Foi na Grécia antiga que tudo começou. O filósofo grego Teofrasto, discípulo de Aristóteles e seu sucessor no Liceu de Atenas, teve a ideia de pôr um bilhete enrolado dentro de uma garrafa, fechá-la e jogá-la ao mar. O sábio helênico teria usado o recurso para estudar as correntes oceânicas. Só mais tarde a prática se tornaria veículo para pedidos de socorro ou até de simples mensagens de esperança. No século XXI, o conceito entrou na órbita espacial. Em 1969, a Apollo 11 levou à Lua um disco de silício com mensagens de paz de líderes de mais de setenta países. Em 1977, as sondas Voyager 1 e 2 carregaram para o infinito e além dois discos dourados contendo tesouros da humanidade como a gravação do Prelúdio e Fuga em Dó do Cravo Bem Temperado, de Bach, na interpretação de Glenn Gould, e Johnny B. Goode, de Chuck Berry, com a curadoria do astrônomo e divulgador científico Carl Sagan (1934-1996). A ideia: esses frascos embebidos de civilização poderiam, lá na frente, ser decifrados por alienígenas — busca que nos fascina, aqui no planeta Terra.
Agora, com os avanços tecnológicos e a quase infinita capacidade de armazenamento, o sonho de gente como Sagan parece se multiplicar. E os receptáculos, que nos anos 1960 e 1970 eram fisicamente limitados, são capazes de carregar museus inteiros, com preferência para nomes ainda sem destaque, mas que representam a rica variedade de culturas do mundo.
Eis a ambição de um projeto batizado como Lunar Codex. Ele foi idealizado por Samuel Peralta, físico semiaposentado e colecionador de arte do Canadá. Trata-se de uma coleção digitalizada e miniaturizada de arte contemporânea, poesia, revistas, música, filmes, podcasts e livros de mais de 30 000 artistas de 158 países — inclusive do Brasil, é claro. “Como ainda não completamos o conteúdo das cápsulas e há muitos artistas brasileiros em nossos bancos de dados, é possível que muitos ainda sejam selecionados”, disse Peralta a VEJA. Entre os nomes já certos despontam os artistas plásticos Gustavo Ramos, Aline Brant, Lucio Carvalho e Melissa Meier, além do escritor Fábio Fernandes. Eles foram incluídos depois de cuidadosa busca em revistas de artes. “Pensar que a imagem de uma de minhas pinturas estará preservada na Lua me deixa emocionado”, disse Ramos a VEJA.

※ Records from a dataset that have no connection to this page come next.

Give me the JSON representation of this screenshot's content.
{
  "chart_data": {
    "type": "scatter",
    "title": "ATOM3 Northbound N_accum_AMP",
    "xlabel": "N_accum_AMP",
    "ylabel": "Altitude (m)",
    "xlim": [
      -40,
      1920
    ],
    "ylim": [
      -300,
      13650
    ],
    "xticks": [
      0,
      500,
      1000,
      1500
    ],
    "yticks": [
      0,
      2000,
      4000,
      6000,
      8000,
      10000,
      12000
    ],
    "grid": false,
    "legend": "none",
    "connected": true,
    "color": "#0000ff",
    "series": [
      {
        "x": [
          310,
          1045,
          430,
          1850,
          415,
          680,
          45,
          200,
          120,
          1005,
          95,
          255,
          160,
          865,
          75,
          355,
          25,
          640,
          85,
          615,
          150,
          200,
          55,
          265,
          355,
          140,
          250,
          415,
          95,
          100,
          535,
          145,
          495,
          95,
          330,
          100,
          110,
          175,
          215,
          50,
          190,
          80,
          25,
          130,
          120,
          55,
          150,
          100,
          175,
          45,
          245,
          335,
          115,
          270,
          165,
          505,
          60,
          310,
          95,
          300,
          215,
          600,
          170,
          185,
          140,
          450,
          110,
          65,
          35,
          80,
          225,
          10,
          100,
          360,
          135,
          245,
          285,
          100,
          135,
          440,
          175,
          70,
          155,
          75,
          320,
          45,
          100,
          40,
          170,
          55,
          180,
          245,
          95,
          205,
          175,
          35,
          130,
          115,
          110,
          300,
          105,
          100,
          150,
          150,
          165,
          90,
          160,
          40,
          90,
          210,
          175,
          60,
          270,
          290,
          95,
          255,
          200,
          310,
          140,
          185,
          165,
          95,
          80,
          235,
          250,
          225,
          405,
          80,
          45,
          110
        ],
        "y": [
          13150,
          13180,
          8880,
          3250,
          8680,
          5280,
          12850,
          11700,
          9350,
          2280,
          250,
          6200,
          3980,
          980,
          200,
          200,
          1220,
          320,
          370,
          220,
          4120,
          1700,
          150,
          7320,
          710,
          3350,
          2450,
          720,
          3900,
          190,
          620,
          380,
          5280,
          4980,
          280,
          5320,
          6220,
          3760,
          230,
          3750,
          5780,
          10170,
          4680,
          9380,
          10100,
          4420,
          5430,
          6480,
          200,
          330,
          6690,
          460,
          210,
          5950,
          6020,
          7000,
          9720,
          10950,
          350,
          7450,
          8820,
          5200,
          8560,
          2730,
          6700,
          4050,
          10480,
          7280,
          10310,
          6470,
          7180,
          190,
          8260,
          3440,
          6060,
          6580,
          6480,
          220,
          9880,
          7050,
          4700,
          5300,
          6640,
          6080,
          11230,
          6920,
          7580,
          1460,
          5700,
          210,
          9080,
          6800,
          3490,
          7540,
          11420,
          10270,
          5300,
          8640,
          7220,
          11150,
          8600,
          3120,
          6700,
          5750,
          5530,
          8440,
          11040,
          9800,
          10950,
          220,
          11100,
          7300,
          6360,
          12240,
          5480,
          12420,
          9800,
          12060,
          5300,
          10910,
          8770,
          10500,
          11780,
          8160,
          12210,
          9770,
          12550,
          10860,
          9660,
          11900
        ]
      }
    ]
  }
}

O lote do Lunar Codex está dividido em quatro “garrafas”. A primeira, batizada Orion, já voou ao redor da Lua no ano passado, como parte da missão Artemis I, da Nasa. Até o fim do ano, outros arquivos multimídia, as coleções Neon e Peregrine, serão instalados permanentemente em crateras no polo sul e numa planície do satélite dos namorados. A última, a coleção Polaris, ganhará o firmamento no fim de 2024. As coleções estão armazenadas em cartões de memória de uma inovadora tecnologia chamada NanoFiche, manufaturada com placas à base de níquel que podem armazenar até 2 000 páginas de texto por centímetro quadrado. É muito mais do que podia acondicionar os discos de quarenta anos atrás.
As duas iniciativas — a do final do século XX e a de agora — pretendem perpetuar o nosso tempo, feito de beleza, mas também de guerras, de elegância e estupidez, de delicadeza e grosseria. Jamais saberemos se alguém terá contato com o conteúdo a viajar pelo éter. Pouco importa, como registrou Sagan, lindamente: “Há apenas uma chance infinitesimal de que a placa seja vista por um único extraterrestre. Sua verdadeira função, portanto, é expandir o espírito humano, e fazer com que o contato com a inteligência extraterrestre seja uma expectativa bem-vinda da humanidade”. Não é pouca coisa alimentar essa quimera.